Sent on Putin’s orders to Vienna to recruit Iran’s expert on centrifugal separation, a necessary step to producing weapons grade uranium for a nuclear bomb, Dominika blackmails the Iranian into cooperating, thanks to his affair with a Serbian woman trained in all sorts of sexual acts in Russia’s infamous Sparrow School. After her successful encounter with the Iranian, Dominika is attacked by two men. “It was the familiar, acid taste of double cross, the usual knife-across-the-throat treachery . . .” and she has no doubt Zyuganov ordered it.

As Dominika returns to Moscow, the action moves to Athens where Nate Nash, her case officer and the man she loves, is recruiting a disaffected Red Army general stationed at the Russian embassy in Greece. General Solovyow knows all about Russian weapon systems, and like Dominika, is not exchanging information for cash. “They have taken everything from me: my children, my career, my life.

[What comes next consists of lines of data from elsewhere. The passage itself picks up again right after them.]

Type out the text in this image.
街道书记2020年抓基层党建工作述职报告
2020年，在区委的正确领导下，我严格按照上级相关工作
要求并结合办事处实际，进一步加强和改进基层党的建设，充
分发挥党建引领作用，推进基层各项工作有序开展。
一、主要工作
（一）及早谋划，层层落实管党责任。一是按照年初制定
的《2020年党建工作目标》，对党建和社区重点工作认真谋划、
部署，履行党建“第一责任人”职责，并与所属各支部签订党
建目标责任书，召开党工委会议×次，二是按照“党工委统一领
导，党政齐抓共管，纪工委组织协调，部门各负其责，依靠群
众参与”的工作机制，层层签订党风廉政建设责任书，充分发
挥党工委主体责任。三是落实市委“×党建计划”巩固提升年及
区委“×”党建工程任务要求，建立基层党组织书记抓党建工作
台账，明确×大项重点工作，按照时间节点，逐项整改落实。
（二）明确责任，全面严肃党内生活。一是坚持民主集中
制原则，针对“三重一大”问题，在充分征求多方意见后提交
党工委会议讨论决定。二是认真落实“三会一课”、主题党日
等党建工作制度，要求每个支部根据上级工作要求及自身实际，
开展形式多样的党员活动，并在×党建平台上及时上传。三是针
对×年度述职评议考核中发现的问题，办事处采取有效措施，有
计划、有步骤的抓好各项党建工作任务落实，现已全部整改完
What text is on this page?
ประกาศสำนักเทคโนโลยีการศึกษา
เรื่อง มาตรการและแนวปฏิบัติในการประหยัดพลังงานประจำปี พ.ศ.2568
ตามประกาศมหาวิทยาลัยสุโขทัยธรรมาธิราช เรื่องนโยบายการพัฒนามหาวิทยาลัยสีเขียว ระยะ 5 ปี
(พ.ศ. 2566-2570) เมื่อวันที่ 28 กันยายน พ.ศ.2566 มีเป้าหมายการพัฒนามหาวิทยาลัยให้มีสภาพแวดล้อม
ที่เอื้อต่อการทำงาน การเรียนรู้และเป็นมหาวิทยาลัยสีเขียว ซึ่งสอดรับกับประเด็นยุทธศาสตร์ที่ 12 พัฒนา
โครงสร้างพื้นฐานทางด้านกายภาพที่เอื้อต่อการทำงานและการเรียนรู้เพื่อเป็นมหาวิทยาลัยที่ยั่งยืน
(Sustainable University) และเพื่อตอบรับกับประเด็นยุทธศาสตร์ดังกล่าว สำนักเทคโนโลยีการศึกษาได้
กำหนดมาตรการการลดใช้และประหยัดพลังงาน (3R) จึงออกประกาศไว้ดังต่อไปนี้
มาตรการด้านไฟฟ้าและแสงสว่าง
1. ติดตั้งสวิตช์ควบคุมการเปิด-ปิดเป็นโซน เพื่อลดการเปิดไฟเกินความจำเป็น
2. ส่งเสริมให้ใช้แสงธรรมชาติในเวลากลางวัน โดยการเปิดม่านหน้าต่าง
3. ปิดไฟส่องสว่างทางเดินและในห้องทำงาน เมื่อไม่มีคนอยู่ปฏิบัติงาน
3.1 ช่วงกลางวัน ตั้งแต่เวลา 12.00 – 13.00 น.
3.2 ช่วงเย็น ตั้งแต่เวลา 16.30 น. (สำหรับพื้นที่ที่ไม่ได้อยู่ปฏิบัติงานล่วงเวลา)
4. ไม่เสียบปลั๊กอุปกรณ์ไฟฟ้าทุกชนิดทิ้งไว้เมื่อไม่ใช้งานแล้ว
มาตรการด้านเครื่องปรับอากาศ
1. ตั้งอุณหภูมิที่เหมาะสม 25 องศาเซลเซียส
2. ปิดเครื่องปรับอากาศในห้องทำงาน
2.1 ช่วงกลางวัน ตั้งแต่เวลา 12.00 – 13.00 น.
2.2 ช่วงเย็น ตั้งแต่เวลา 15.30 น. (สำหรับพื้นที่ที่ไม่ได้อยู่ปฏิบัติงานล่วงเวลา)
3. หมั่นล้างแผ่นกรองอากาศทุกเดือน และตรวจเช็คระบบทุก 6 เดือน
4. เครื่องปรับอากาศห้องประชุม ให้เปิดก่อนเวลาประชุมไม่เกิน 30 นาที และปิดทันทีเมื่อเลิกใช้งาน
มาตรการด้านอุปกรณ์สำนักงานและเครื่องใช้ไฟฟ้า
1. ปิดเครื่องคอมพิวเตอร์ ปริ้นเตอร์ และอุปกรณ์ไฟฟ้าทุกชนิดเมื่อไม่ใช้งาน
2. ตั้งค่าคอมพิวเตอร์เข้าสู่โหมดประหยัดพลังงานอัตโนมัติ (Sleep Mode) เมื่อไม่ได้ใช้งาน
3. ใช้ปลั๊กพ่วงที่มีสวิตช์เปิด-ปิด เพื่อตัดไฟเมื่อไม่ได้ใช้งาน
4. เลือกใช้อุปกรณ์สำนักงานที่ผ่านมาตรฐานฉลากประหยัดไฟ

They ignored my worth and discounted my loyalty. Now I will take something from them.”

Dominika and General Solovyou are not the only double agents, or moles, in the novel. The CIA has its own mole: Sebastian Claude Angevine. When he is not promoted to Director of National Clandestine Service, Angevine is furious. “He felt he owned the Agency no loyalty—as if he had ever felt loyalty—and his petty spirit and mean motives set him to contemplate doing something monumental, really staggering. There would have to be a big payday too—very big.”

While General Solovyou, Code Name Lyric, is seeking revenge out of grief and a bruised ego, Angevine is more interested in money, although he likes the idea of tearing down the Agency in revenge for being passed over for promotion. Patriotism and duty to one’s country has no place in Angevine’s thoughts; his one commitment is to himself.

Nate meets Dominika in Vienna where they question the Iranian scientist. When they return for a second meeting they discover the scientist has been murdered, undoubtedly by the Iranian government, although Dominika suspects that Zyuganov is responsible for telling the Iranians as a way to scuttle her operation and disgrace her.

Nate downloads the information from the dead scientist’s laptop, then he and Dominika flee, pursued by Iranian agents. They barely escape with the information that will enable the CIA to sabotage Iran’s secret nuclear weapon program. From the exhausting chase through Vienna’s dark streets to the climax on the riverbank of the Seine in Paris, the suspense never flags, hardly giving the read a chance to breathe.

As a retired officer of the CIA’s Operations Directorate, Matthews draws on his experiences during a 33-year career in which he engaged in clandestine collection of national security intelligence and collaboration with foreign partners in counterproliferation and counterterrorism operations. In other words, Matthews knows whereof he speaks, or in this case, writes. And he writes very well.

Neither the prose nor the story will appeal to the politically correct, or any reader who lives in an alternate universe of kindness and love and human perfectibility. In the new Cold War the milk of human kindness is sour, and the language is as sharp and to the point as a rapier between the ribs.

While some fans of the genre may find Dominika as a synesthete, or one who sees auras around people that reveal their emotional state, her synesthesia contrasts with Nate’s use of verbal and physical clues to determine behavior is very effective. Her rare condition also adds to her character as an intuitive, volatile woman.

Another detour from conventional spy novels is Matthews’s inclusion of recipes mentioned in each chapter. One expects to find recipes in cozies, not gritty thrillers, but they add a cultural dimension to the novel that otherwise would require many more words, unnecessary verbiage that would slow the narrative.

On a scale of one to five stars, Palace of Treason is a six.